PE inhibits the growth of hepatocellular carcinoma in BALB/c athymic nude mice. 5 × 10⁶ cells were injected subcutaneously into right flank regions of each mouse. PBS (vehicle control) or various concentrations of PE were administrated every day. (A) Body weight during administration of PE. (B) Representative pictures of tumor from mice per group were shown. (C) Tumor weight after 7 days administration of PE. Values were expressed as mean ± SD. ^∗P < 0.05, ^∗∗P < 0.01 versus vehicle by one-way ANOVA and post hoc tests. (D,E) Immunoblots against Cleaved PARP and CHOP in tumor samples were determined. β-actin was performed as control. Blots are representative of the 10 mice per group.
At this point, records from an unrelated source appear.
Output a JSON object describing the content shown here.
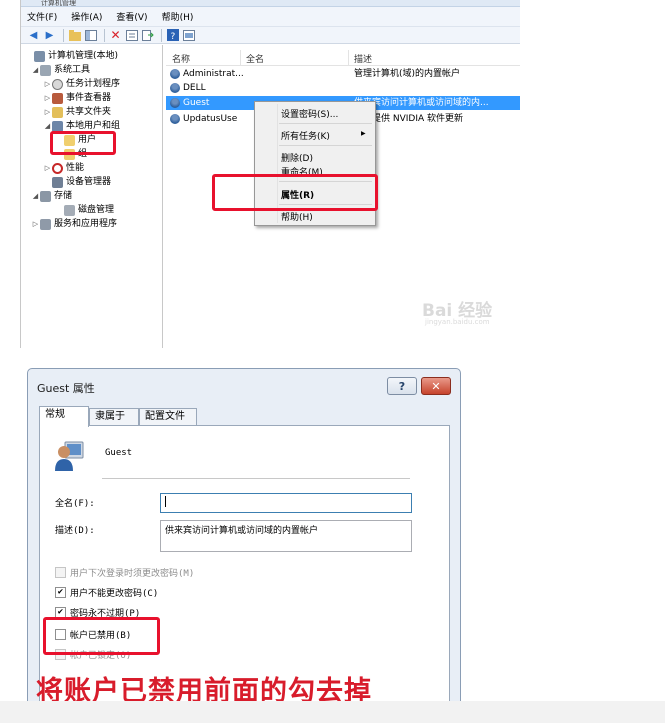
{
  "mmc": {
    "title": "计算机管理",
    "menu": [
      "文件(F)",
      "操作(A)",
      "查看(V)",
      "帮助(H)"
    ],
    "tree": [
      {
        "label": "计算机管理(本地)",
        "expander": ""
      },
      {
        "label": "系统工具",
        "expander": "◢"
      },
      {
        "label": "任务计划程序",
        "expander": "▷"
      },
      {
        "label": "事件查看器",
        "expander": "▷"
      },
      {
        "label": "共享文件夹",
        "expander": "▷"
      },
      {
        "label": "本地用户和组",
        "expander": "◢"
      },
      {
        "label": "用户",
        "expander": ""
      },
      {
        "label": "组",
        "expander": ""
      },
      {
        "label": "性能",
        "expander": "▷"
      },
      {
        "label": "设备管理器",
        "expander": ""
      },
      {
        "label": "存储",
        "expander": "◢"
      },
      {
        "label": "磁盘管理",
        "expander": ""
      },
      {
        "label": "服务和应用程序",
        "expander": "▷"
      }
    ],
    "list_headers": {
      "name": "名称",
      "fullname": "全名",
      "desc": "描述"
    },
    "rows": [
      {
        "name": "Administrat...",
        "desc": "管理计算机(域)的内置帐户"
      },
      {
        "name": "DELL",
        "desc": ""
      },
      {
        "name": "Guest",
        "desc": "供来宾访问计算机或访问域的内..."
      },
      {
        "name": "UpdatusUse",
        "desc": "用于提供 NVIDIA 软件更新"
      }
    ],
    "context_menu": {
      "set_password": "设置密码(S)...",
      "all_tasks": "所有任务(K)",
      "submenu_arrow": "▶",
      "delete": "删除(D)",
      "rename": "重命名(M)",
      "properties": "属性(R)",
      "help": "帮助(H)"
    },
    "watermark": "Bai 经验",
    "watermark_url": "jingyan.baidu.com"
  },
  "dialog": {
    "title": "Guest 属性",
    "help_btn": "?",
    "close_btn": "✕",
    "tabs": [
      "常规",
      "隶属于",
      "配置文件"
    ],
    "username": "Guest",
    "fullname_label": "全名(F):",
    "fullname_value": "",
    "desc_label": "描述(D):",
    "desc_value": "供来宾访问计算机或访问域的内置帐户",
    "checkboxes": {
      "must_change": {
        "label": "用户下次登录时须更改密码(M)",
        "checked": false
      },
      "cannot_change": {
        "label": "用户不能更改密码(C)",
        "checked": true
      },
      "never_expires": {
        "label": "密码永不过期(P)",
        "checked": true
      },
      "disabled": {
        "label": "帐户已禁用(B)",
        "checked": false
      },
      "locked": {
        "label": "帐户已锁定(O)",
        "checked": false
      }
    },
    "check_mark": "✔"
  },
  "caption": "将账户已禁用前面的勾去掉",
  "colors": {
    "highlight": "#e8112d",
    "selection": "#3399ff",
    "caption": "#d81c2b"
  }
}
Values were expressed as mean ± SD. ^∗P < 0.05, ^∗∗P < 0.01 versus vehicle by one-way ANOVA and post hoc tests.

FIGURE 7

Mechanism for PE’s effects on hepatocellular carcinoma cells. PE induces ER stress through PERK-p-eIF2α-ATF4 pathway and ATF6 pathway, leading to the overexpression of CHOP, which triggers apoptosis and cell cycle arrest.